Similarly, continuous integration builds can perform credential, security, and other scans, allowing us to validate the quality of a feature early and continuously, identify issues early, and either fix or fail fast before we commit ourselves to a deployment.
SHIFT RIGHT
Contrary to practices such as testing and security scanning, which we want to perform as early and often as possible, we want to defer the configuration deployments as long as possible - SHIFT configuration RIGHT. Explore how to generate ONE build, deploy to MANY environments, simplify build artifact traceability and remote debug, as needed ... it is possible!

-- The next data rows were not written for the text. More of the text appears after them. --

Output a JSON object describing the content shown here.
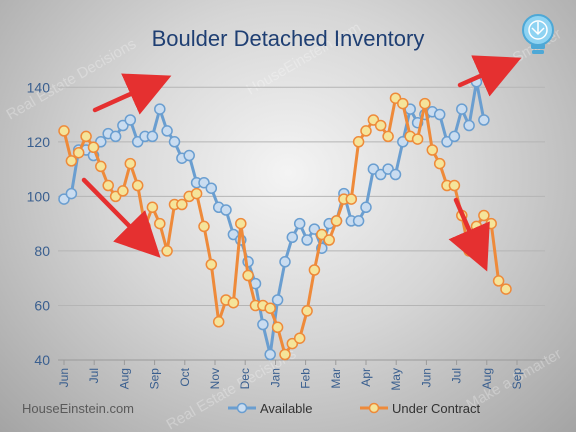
{
  "chart_data": {
    "type": "line",
    "title": "Boulder Detached Inventory",
    "xlabel": "",
    "ylabel": "",
    "ylim": [
      40,
      150
    ],
    "yticks": [
      40,
      60,
      80,
      100,
      120,
      140
    ],
    "x_tick_labels": [
      "Jun",
      "Jul",
      "Aug",
      "Sep",
      "Oct",
      "Nov",
      "Dec",
      "Jan",
      "Feb",
      "Mar",
      "Apr",
      "May",
      "Jun",
      "Jul",
      "Aug",
      "Sep"
    ],
    "points_per_month": 4.1,
    "grid": true,
    "legend_position": "bottom",
    "series": [
      {
        "name": "Available",
        "color": "#6a9ed0",
        "marker_fill": "#c9dcf0",
        "values": [
          99,
          101,
          117,
          117,
          115,
          120,
          123,
          122,
          126,
          128,
          120,
          122,
          122,
          132,
          124,
          120,
          114,
          115,
          105,
          105,
          103,
          96,
          95,
          86,
          84,
          76,
          68,
          53,
          42,
          62,
          76,
          85,
          90,
          84,
          88,
          81,
          90,
          91,
          101,
          91,
          91,
          96,
          110,
          108,
          110,
          108,
          120,
          132,
          127,
          130,
          131,
          130,
          120,
          122,
          132,
          126,
          142,
          128
        ]
      },
      {
        "name": "Under Contract",
        "color": "#ee8a3a",
        "marker_fill": "#f5e49a",
        "values": [
          124,
          113,
          116,
          122,
          118,
          111,
          104,
          100,
          102,
          112,
          104,
          89,
          96,
          90,
          80,
          97,
          97,
          100,
          101,
          89,
          75,
          54,
          62,
          61,
          90,
          71,
          60,
          60,
          59,
          52,
          42,
          46,
          48,
          58,
          73,
          86,
          84,
          91,
          99,
          99,
          120,
          124,
          128,
          126,
          122,
          136,
          134,
          122,
          121,
          134,
          117,
          112,
          104,
          104,
          93,
          80,
          89,
          93,
          90,
          69,
          66
        ]
      }
    ],
    "annotations": [
      {
        "type": "arrow",
        "direction": "up",
        "color": "#e53030"
      },
      {
        "type": "arrow",
        "direction": "down",
        "color": "#e53030"
      },
      {
        "type": "arrow",
        "direction": "up",
        "color": "#e53030"
      },
      {
        "type": "arrow",
        "direction": "down",
        "color": "#e53030"
      }
    ]
  },
  "footer": {
    "source": "HouseEinstein.com"
  },
  "watermarks": [
    "Real Estate Decisions",
    "Make a Smarter",
    "HouseEinstein.com",
    "Real Estate Decisions",
    "Make a Smarter"
  ],
  "colors": {
    "grid": "#b5b5b5",
    "axis": "#9a9a9a",
    "arrow": "#e53030",
    "title": "#1f3f73"
  },
  "icons": {
    "logo": "lightbulb-icon"
  }
}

BUT, WHY DOES IT REDUCE THE 2AM CALL?
PEOPLE are the hardest part of any transformation! Innovating continuously to improve the PROCESS and PRODUCTS (tools) is the easy part.
EPIPHANY 3 - We need to ensure that engineers see the value for SHIFT LEFT
If you SHIFT LEFT with testing and security, the engineers, the PEOPLE, will initially push back as the pull request validation builds take longer and associated logs and alert noise increase dramatically. However, running 70,000 unit tests with every build, as shown above, eventually raises the quality of the solution. It is like a train that takes a while to pick up speed. Once in motion, the momentum will dramatically improve key performance indicators (KPI), such as lead time for change, mean time to recover, and especially change failure rate.
CAUTION - KPIs are often not meaningful to all stakeholders. For example, mentioning a 2,604 times faster mean time to recover metric is probably viewed with more skepticism than excitement by many business stakeholders.
A reduction in incidents and 2AM calls, however, is an easy one to unpack and understand - especially for on-call engineers now snoozing next to silent pagers and mobile phones.